Affinität zu Technik und Verständnis von Akustik haben dem Musiker auch die Wahl seiner Hörhilfe erleichtert.
„Die BONEBRIDGE ist mein wichtigstes Instrument!“
Als Implantat-Spezialist Professor Franz 2019 ein Bonebridge Knochenleitungsimplantat vorschlug, hat Scharf sich über Funktion und Daten des Systems informiert. „Für mich als jemand, der sich mit Klang und Audio befasst, war das dann ein no-brainer, eine klare Sache. Das Konzept ist so simpel und clever – und passt genau für meine Situation: Mein Ohr bleibt offen.“ Aus der Erfahrung mit Hörgeräten weiß er, dass er damit weitere Ohrenentzündungen vermeidet. „Und der Schall wird über die Knochenleitung direkt ins Innenohr übertragen.“ Der ausgewogene Frequenzgang hat den technisch versierten Musiker zusätzlich überzeugt.
Für viele Betroffene geht es bei Hörhilfen primär um Hörverständnis. Zudem soll das Gerät meist Kompression und Störschall-Maskierung nachbilden, die bei den meisten Arten von Hörverlust verloren gehen. Dem Musiker mit der Schallleitungsschwerhörigkeit sind andere Qualitäten wichtig. Er hat aber bald seine individuell optimierte Einstellung gefunden. „Ich verwende bei der Bonebridge ständig ein individuell angepasstes Musikprogramm und verzichte auf alle Arten der Schallbearbeitung.“ Nach der nötigen Übung und Gewöhnung ermöglicht das System dem Musiker trotz einseitiger Schwerhörigkeit echtes Stereohören, auch bei der künstlerischen Arbeit. „Die Bonebridge ist in meiner Produktionskette eines der wichtigsten Instrumente und mit Sicherheit das wertvollste Studioequipment, das ich besitze.“
Musik von Moritz Scharf findet man auf https://moritzscharf.bandcamp.com und beim Wiener Label Rack Rash Records www.rackrash.com. Der Künstler ist Mitbegründer des Signalzirkus – Verein zur Förderung akustischer Kunstformen www.signalzirkus.at und der Facebook-Gruppe Vienna Modular.

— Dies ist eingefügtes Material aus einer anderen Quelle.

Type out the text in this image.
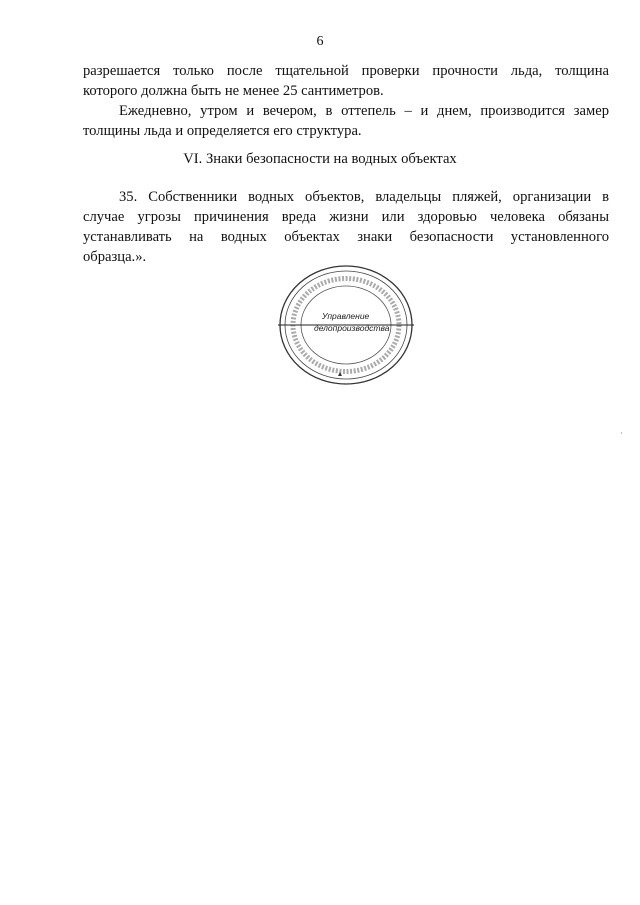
6
разрешается только после тщательной проверки прочности льда, толщина
которого должна быть не менее 25 сантиметров.
Ежедневно, утром и вечером, в оттепель – и днем, производится замер
толщины льда и определяется его структура.
VI. Знаки безопасности на водных объектах
35. Собственники водных объектов, владельцы пляжей, организации в
случае угрозы причинения вреда жизни или здоровью человека обязаны
устанавливать на водных объектах знаки безопасности установленного
образца.».
Управление
делопроизводства
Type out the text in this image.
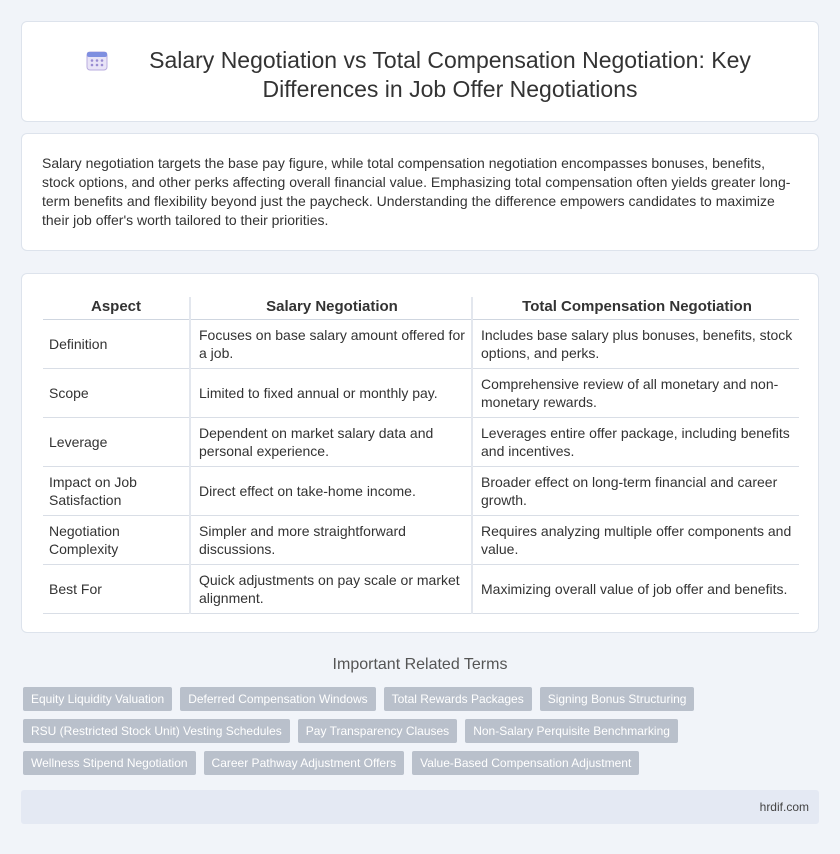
Salary Negotiation vs Total Compensation Negotiation: Key Differences in Job Offer Negotiations

Salary negotiation targets the base pay figure, while total compensation negotiation encompasses bonuses, benefits, stock options, and other perks affecting overall financial value. Emphasizing total compensation often yields greater long-term benefits and flexibility beyond just the paycheck. Understanding the difference empowers candidates to maximize their job offer's worth tailored to their priorities.

Aspect	Salary Negotiation	Total Compensation Negotiation
Definition	Focuses on base salary amount offered for a job.	Includes base salary plus bonuses, benefits, stock options, and perks.
Scope	Limited to fixed annual or monthly pay.	Comprehensive review of all monetary and non-monetary rewards.
Leverage	Dependent on market salary data and personal experience.	Leverages entire offer package, including benefits and incentives.
Impact on Job Satisfaction	Direct effect on take-home income.	Broader effect on long-term financial and career growth.
Negotiation Complexity	Simpler and more straightforward discussions.	Requires analyzing multiple offer components and value.
Best For	Quick adjustments on pay scale or market alignment.	Maximizing overall value of job offer and benefits.
Important Related Terms
Equity Liquidity Valuation	Deferred Compensation Windows	Total Rewards Packages	Signing Bonus Structuring
RSU (Restricted Stock Unit) Vesting Schedules	Pay Transparency Clauses	Non-Salary Perquisite Benchmarking
Wellness Stipend Negotiation	Career Pathway Adjustment Offers	Value-Based Compensation Adjustment
hrdif.com
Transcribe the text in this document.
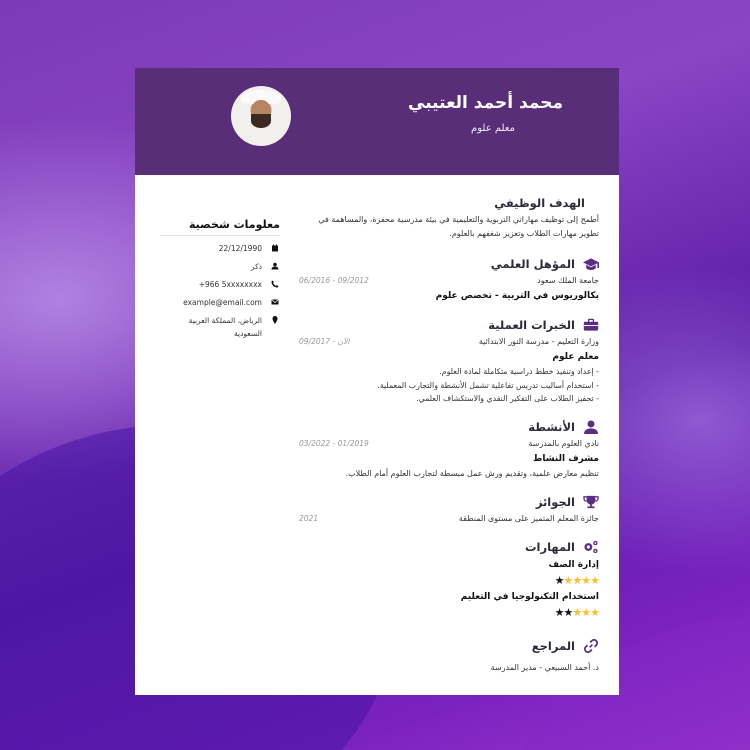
محمد أحمد العتيبي
معلم علوم
معلومات شخصية
22/12/1990
ذكر
+966 5xxxxxxxx
example@email.com
الرياض، المملكة العربية السعودية
الهدف الوظيفي
أطمح إلى توظيف مهاراتي التربوية والتعليمية في بيئة مدرسية محفزة، والمساهمة في تطوير مهارات الطلاب وتعزيز شغفهم بالعلوم.
المؤهل العلمي
جامعة الملك سعود
06/2016 - 09/2012
بكالوريوس في التربية - تخصص علوم
الخبرات العملية
وزارة التعليم - مدرسة النور الابتدائية
الآن - 09/2017
معلم علوم
- إعداد وتنفيذ خطط دراسية متكاملة لمادة العلوم.
- استخدام أساليب تدريس تفاعلية تشمل الأنشطة والتجارب المعملية.
- تحفيز الطلاب على التفكير النقدي والاستكشاف العلمي.
الأنشطة
نادي العلوم بالمدرسة
03/2022 - 01/2019
مشرف النشاط
تنظيم معارض علمية، وتقديم ورش عمل مبسطة لتجارب العلوم أمام الطلاب.
الجوائز
جائزة المعلم المتميز على مستوى المنطقة
2021
المهارات
إدارة الصف
★★★★★
استخدام التكنولوجيا في التعليم
★★★★★
المراجع
د. أحمد السبيعي - مدير المدرسة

Modulare Eurorack-Synthesizer von Endorphin.es findet man bei www.rawvoltage.wien, weiterführende Infos auf www.synthanatomy.com.
WISSENSWERT
Tipps fürs Musikhören
Mittig. Der beste Klang bei Konzerten ist in der Mitte der Halle. Dort fühlen sich auch die Ohren am wohlsten. Doch egal, wie Sie stehen: Gehörschutz tragen – auch in der Disco!
Drüber. Lieber Bügelkopfhörer als In-Ear-Kopfhörer. Sie müssen nicht so laut aufgedreht werden, da sie Schall von außen abhalten.
Kurz. Lautstärke am mp3-Player auf max. 85 Dezibel (dB) stellen. Bei 95 dB sind nur max. sechs Stunden pro Woche ohne Risiko für die Ohren möglich, bei 105 dB nur mehr 40 Minuten1.
Schnell. Sofort zum Arzt, wenn das Ohr noch Tage nach einer Lärmbelastung dröhnt, rauscht, pfeift, Sie ein Sausen hören oder ein dumpfes Gefühl im Ohr haben.